No le gustaba mucho que le llamaran el «maestro de los arquitectos», aunque había formado a varias generaciones de ellos. Pero lo bien cierto es que Juan José Estellés vivió entre dos siglos de arquitectura y urbanismo y fue testigo directo de las diferentes Valencias que la arquitectura o la ausencia de criterios arquitectónicos, en algunos momentos, iban dejando en la ciudad.

Una ciudad que a él le preocupaba, como reconocía, y cuyo pasado recordaba con cierta nostalgia. Él sí tenía un modelo de ciudad, de Gran Valencia, como la definía. Aquella que incluía la huerta dentro de un gran cinturón. Pero también reconocía que a partir de los años cincuenta los planes urbanísticos se habían sacrificado a la construcción como negocio y no a la solución de la vivienda o la urbe.

Y así, por ejemplo, recordaba en pleno debate ciudadano sobre el Cabanyal que éste había perdido hacía muchas décadas su personalidad con ensanches y fincas de seis pisos. Creía en una ciudad que debía crecer por las zonas altas de Burjassot y Godella y, al mismo tiempo, solucionar su relación con los poblados marítimos. «Valencia sería más interesante si se hubieran estudiado sus cambios», manifestaba sin dudarlo en una entrevista con este diario coincidiendo con el homenaje que le dedicaban los arquitectos en 2009.
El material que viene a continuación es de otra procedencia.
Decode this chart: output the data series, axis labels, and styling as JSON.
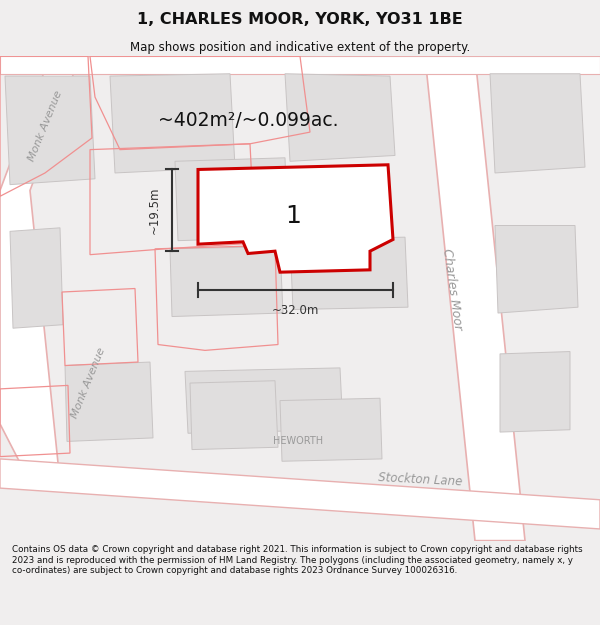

Aún así, la consideraba una ciudad interesante con buenos rincones y geniales edificios, como la Plaza del Mercado, la Lonja, los Santos Juanes, el Mercado Central, el Ayuntamiento de Valencia, la Estación del Norte, el Mercado de Colón, rincones del Carmen o el rehabilitado teatro romano de Sagunt, proyecto de Grassi y Portaceli, que dirigió.

Se definía como un arquitecto cuyas obras debían tener como lema unas condiciones de «racionalidad, competencia y respeto a los problemas planteados». Su idea era que la arquitectura debía resolver los problemas sin añadir extravagancias. Por ello, no le gustaba la arquitectura espectáculo, la de aquellos arquitectos que sólo están interesados en crear iconos mediáticos y cuyos proyectos, afirmaba, no influirán demasiado en la Historia. Aún así, respetaba en profundidad la obra de Norman Foster y la de otros contemporáneos. Al fin y al cabo, todos ellos habían hecho algo interesante.

Estellés era un racionalista que admiraba a Demetrio Ribes, Paco Mora, Mies van der Rohe, Rudolf Michael Schindler o Giorgio Grassi, como confesaba, y estaba enamorado de ese discreto pero elegante edificio de la calle Cirilo Amorós de Valencia, herencia de la Escuela vienesa y conocido como el edificio Ferrer.

Autor de obras como el edificio Santo Tomás de Villanueva, el Centro de Rehabilitación de Levante, el propio estadio del Levante UD, incluido aquel bocado del graderío, donde le hicieron «una faena» por culpa de la falta de acuerdo con el propietario de un huerto anexo y cuya primera idea de los promotores era alzar una plaza de toros en el solar, Estellés era un gran conversador. Y un hombre vitalista. Amigo de sus amigos de toda la vida. De tertulia, comida en fecha fija y sobremesa. Cambió tener una amplia obra con la que ser hoy más reconocido por la docencia en la Escuela Técnica Superior de Arquitectura de Valencia. «La docencia me ha resuelto la comunicación con las generaciones más jóvenes y me ha permitido continuar aprendiendo. Cuando eres profesor todo lo lees con otros ojos», confesaba para lamentarse de que Valencia no hubiera podido consolidar una propia escuela de sello identificable, aunque se intentara, ya que los arquitectos valencianos han sido grupos que no iban por la misma dirección.

Estellés sí deja escuela, aquella cuyos miembros todavía piensan que «la arquitectura hace al hombre, su hábitat y ante todo asume una responsabilidad».